In Revision D, the motor+ and motor- terminals are held at +12V (so effectively 0V across them). When a rotation is commanded, one of the terminals drops to 0V, giving you a difference of 12V across the two terminals and engaging the motor. In Revision F they decided that holding the motor terminals at 12V is bad, just in case there’s a short somewhere. So now the terminals stay at 0V, and when a move is commanded the relevant terminal jumps to 12V. If you simply have a motor connected across the terminals then there’s effectively no difference. In revision D you have a difference of 0V until you command a move, at which point one of the terminals drops to 0 and you get you 12V difference. In Revision F they two are at 0 until a move is commanded, at which point one jumps to 12V.
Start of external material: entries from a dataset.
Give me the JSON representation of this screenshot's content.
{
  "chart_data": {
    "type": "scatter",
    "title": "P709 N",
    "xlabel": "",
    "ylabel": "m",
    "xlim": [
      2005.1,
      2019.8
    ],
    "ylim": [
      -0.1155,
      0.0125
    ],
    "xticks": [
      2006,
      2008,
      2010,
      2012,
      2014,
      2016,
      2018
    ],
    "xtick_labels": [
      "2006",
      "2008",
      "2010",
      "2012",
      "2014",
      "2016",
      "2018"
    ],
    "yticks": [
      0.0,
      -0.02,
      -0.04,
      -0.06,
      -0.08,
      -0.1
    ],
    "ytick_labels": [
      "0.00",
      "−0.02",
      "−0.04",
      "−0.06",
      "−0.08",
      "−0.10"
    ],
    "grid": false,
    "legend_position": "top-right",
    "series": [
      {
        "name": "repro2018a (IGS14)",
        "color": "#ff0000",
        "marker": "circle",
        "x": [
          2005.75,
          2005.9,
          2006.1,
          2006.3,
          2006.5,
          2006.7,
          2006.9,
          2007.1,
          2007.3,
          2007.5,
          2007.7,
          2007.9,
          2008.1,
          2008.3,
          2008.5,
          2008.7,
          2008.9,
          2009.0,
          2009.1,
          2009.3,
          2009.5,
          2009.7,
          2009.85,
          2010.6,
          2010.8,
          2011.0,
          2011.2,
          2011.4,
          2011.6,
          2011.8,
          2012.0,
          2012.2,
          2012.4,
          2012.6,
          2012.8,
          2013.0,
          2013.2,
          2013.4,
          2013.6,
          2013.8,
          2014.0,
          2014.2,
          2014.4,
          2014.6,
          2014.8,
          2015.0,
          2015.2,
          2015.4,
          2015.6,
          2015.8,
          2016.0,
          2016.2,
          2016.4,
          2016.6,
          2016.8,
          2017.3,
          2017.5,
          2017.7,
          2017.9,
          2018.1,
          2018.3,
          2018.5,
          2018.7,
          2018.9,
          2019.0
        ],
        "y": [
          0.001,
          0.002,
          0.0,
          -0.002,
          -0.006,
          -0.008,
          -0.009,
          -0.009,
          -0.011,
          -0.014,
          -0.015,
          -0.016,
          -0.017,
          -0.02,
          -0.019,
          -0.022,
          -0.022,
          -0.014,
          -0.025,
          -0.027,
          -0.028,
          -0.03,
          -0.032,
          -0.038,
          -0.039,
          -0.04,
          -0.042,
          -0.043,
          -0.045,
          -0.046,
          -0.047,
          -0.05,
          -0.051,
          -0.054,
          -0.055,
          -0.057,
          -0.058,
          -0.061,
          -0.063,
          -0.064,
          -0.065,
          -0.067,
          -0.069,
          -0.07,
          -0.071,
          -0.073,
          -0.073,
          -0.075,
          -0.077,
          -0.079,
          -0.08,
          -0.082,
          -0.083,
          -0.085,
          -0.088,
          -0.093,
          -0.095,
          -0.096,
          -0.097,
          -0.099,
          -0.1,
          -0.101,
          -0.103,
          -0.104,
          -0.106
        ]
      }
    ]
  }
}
However. We use a large motor to drive our large dome, so we don’t/can’t drive the motor directly from the card. We instead use the voltage from the card to trigger our large external relays, which then engage the motor. And this was wired up in such a way to expect 12V on the motor terminals, with 0v commanding a move. This was accomplished by a jumper on one of the connection block connections (on the back left of the rotation box), between the 12V connection and the relay connection. Removing this jumper set the relays back to 0V and has them trigger when the MaxDome card motor terminals are at 12V (i.e. the new card behaviour). It’s important to be aware of this behaviour for the future. We returned our faulty card to be repaired, and so now have a spare Revision D card (in the computer room downstairs). We’ll have to be careful about the wiring if we use it to replace a card in the future. The dome shutter is still wired up to use a Revision D card, the rotation box is wired for Revision F.

Weather sensing is provided by a Boltwood CloudSensor II. This will provide information regarding wind speed, humidity, cloud cover, temperature, rain, and dew point. If the weather is deemed unsafe, ACP Scheduler will not operate the observatory- it waits for at least ten minutes of continuous “safe” weather before attempting to observe. Note that the automatic weather script will trigger for unsafe weather even if you are observing manually. Nevertheless, you should probably not run Scheduler if it is likely to rain or the conditions look bad.

Power to the hardware, dome, and telescope are controlled through two internet-connected power strips. tmopower1 is located next to the desk (western side of room). Most of the power sockets on the strips are labeled in the power control interfaces. Socket 1 controls the telescope power; note that turning this off will turn off power to TMOPower2 and all of its sockets! Socket 2 should never be left powered on!

tmopower2 is physically mounted on the telescope itself, and controls power to the instrumentation and associated hardware. Note that this powerswitch is itself powered through the telescope power, so will only be reachable if the telescope power is on on TMOPower1.

Internet access is through a small wireless antenna on the southern side of the building, underneath the dome and pointed at the nearby radio tower. There have been instances where this antenna was vandalized or wind knocked it down; if this happens you may have little to no internet connectivity, which is bad.

The observatory does not have running water, so if you are going up to clean (or you want drinking water) you need to bring your own supply.

In the dome room itself, the desk on the western side of the room has a laptop in the bottom drawer, which is useful if you need to control the observatory while you are there. This room also contains a tool chest and a cabinet with various parts, including spare telescope counterweights. The orange cart is a hydraulic platform which can be raised via the foot pedal, and provides an alternative to a ladder.

Horizon limiter: If the telescope gets too close to the horizon, the motor will shut off. It shouldn't be triggered in normal operation, as ACP Scheduler won't observe anything beneath 20° of the horizon. If it is, however, it requires a manual override to bring back; contact Jon or Zach about this.